Kasaplık hayvan etlerinin çoğu kas dokusu, bağ dokusu ve yağdan oluşur. Kas liflerinin bağ dokusu ile bağlanıp bir arada tutulmasıyla kas dokusu meydana gelir. Bağ dokuları etin yumuşaklığında en önemli etkendir. Bağ dokusu miktarı fazla olan etler sert, bağ dokusu miktarı az olan etler ise yumuşaktır. Etin bağ dokusu miktarı hayvanın yaşı, cinsi, türü ve vücudun çeşitli bölgelerine göre değişir. Genç hayvanların etleri, yaşlı hayvanların etlerine göre daha az bağ dokusu daha fazla su içerir.



 Etteki yağ deri altında, iç organların etrafında ve kas lifleri arasında bulunur. Kas lifleri arasında bulunan yağ , gözle görülmez ve pişmiş ete yumuşaklık ve lezzet verir. Etlerde yeme kalitesi, kesim sonrası ette oluşan fiziksel ve biyokimyasal olaylarla yakından ilgilidir. Etin yeme kalitesini arttırmak için et, kesimden sonra belirli süre (3-5gün) belirli ısıda (0°C-1,5 °C) bekletilir. Kesimden birkaç saat sonra hayvanın vücudu sertleşir. Bu olaya “ölüm katılığı” (rigor mortis) denir. Ölüm katılığı, birkaç günde son bulur ve kaslar tekrar yumuşar. 




Hayvan kesildiği zaman oksijen alımı kesilir. Ancak hücrelerde metabolik tepkime devam etmektedir. Oksijensiz ortamda metabolik faaliyetin bir süre daha devam etmesiyle laktik asit ve karbonik asit oluşur. Kasın hareket hâlinde kalması sertleşmesine yol açar. Et bekledikçe metabolizma ile oluşan asitlerin de etkisiyle etin su alma yeteneği artar, enzimlerin de faaliyetiyle sertlik yavaş yavaş kaybolur. 



Ölüm katılığı geçen etler daha kolay parçalanır ve pişer.
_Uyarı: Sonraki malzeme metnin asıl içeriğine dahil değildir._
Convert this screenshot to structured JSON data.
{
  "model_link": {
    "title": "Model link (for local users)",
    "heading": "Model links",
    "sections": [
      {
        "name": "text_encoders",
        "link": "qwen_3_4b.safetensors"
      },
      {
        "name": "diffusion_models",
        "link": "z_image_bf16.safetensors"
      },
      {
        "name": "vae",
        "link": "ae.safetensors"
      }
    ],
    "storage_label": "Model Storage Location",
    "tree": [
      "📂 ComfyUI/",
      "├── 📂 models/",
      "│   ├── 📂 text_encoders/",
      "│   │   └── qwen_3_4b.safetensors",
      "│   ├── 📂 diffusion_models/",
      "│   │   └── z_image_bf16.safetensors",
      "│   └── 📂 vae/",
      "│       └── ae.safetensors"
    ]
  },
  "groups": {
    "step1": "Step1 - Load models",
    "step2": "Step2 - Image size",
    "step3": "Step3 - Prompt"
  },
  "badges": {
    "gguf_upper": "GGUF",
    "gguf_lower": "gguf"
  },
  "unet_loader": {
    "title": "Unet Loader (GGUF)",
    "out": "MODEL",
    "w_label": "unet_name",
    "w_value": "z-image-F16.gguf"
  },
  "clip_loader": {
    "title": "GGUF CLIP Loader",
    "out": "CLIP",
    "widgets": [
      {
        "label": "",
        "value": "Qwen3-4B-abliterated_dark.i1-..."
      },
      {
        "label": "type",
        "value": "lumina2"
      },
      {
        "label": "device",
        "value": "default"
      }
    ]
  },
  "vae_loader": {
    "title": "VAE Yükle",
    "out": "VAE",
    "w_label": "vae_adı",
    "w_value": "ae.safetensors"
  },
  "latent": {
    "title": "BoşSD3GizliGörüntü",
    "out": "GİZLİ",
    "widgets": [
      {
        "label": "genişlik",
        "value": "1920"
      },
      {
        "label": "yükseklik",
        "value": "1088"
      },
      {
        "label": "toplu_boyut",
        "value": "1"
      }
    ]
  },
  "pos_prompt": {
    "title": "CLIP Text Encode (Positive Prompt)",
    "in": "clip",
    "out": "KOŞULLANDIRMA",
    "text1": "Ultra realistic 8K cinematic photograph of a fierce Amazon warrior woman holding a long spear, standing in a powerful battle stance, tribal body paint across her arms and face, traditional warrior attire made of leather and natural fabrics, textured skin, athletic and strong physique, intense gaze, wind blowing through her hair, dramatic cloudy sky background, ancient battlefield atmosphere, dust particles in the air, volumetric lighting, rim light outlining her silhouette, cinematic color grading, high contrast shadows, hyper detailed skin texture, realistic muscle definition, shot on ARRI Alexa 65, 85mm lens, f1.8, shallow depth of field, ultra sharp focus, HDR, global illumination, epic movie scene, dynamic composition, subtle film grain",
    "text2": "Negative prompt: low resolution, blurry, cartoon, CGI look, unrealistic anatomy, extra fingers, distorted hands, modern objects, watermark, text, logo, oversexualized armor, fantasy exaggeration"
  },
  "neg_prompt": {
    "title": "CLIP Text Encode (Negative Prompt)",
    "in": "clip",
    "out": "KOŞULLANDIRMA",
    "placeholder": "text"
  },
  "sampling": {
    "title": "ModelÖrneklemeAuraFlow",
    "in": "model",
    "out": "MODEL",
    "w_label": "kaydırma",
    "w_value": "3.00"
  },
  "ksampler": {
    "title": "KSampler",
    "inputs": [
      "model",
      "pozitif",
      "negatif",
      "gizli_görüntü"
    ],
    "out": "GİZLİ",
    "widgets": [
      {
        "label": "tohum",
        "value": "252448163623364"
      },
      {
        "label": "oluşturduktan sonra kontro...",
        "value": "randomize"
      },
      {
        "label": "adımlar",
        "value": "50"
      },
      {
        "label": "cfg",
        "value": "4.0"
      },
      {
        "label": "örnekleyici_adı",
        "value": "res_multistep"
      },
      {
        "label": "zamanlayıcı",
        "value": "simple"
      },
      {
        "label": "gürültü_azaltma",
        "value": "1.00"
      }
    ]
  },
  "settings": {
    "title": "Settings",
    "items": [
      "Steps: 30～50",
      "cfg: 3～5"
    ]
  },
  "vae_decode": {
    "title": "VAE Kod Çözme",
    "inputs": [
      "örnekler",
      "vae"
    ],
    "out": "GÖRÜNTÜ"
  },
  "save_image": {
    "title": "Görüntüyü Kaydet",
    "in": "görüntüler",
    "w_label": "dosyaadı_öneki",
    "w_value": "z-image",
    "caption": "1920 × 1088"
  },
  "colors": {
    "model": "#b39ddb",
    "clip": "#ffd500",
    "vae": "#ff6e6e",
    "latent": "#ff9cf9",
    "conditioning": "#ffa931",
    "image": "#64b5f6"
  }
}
Kümes hayvanlarında kırmızı ve beyaz olmak üzere iki çeşit kas bulunur. Bacakları, kırmızı kas etleri; göğsü, beyaz kas etleridir. Kümes hayvanlarında bağ dokusu, kasaplık etlere göre daha azdır ve onlara göre daha kısa sürede pişer. Ölüm katılığı daha kısa sürede geçer.



 Su ürünleri; 
Tatlı su balıkları ve denizden elde edilen balıklar ile kabuklu ve kabuksuz su ürünlerini kapsar. Su ürünlerinde bağ dokusu azdır. Yapılarındaki yağ miktarına göre değişik pişirme şekilleri uygulanır. Genel olarak yağlı balıklar ızgara ve fırında, yağı az olan balıklar kızartılarak pişirilir.




  Et ürünleri: 
Etlerin sucuk, sosis, salam, pastırma, kavurma ve füme etler vb. şeklinde işlenmesiyle elde edilmektedir. Sucuk yapımında et, ince kıyma hâlinde çekilir. Tuz ve baharat eklenerek hayvan bağırsaklarına, jelatine veya selülozdan yapılmış kılıflara doldurulup çekmeye bırakılır. Salam ve sosis, etin ince kıyma hâline getirilip tuz, baharat ve katkı maddesi ilave edildikten sonra kılıflara doldurulup tütsülenmesi (füme) ile elde edilir. Pastırma ise pastırmalık etin tuzlanarak ve bastırılarak suyunun çektirilmesinden sonra çemenlenmesi ve kurutulması ile elde edilir. Kayseri ili ile özdeşleşmiştir.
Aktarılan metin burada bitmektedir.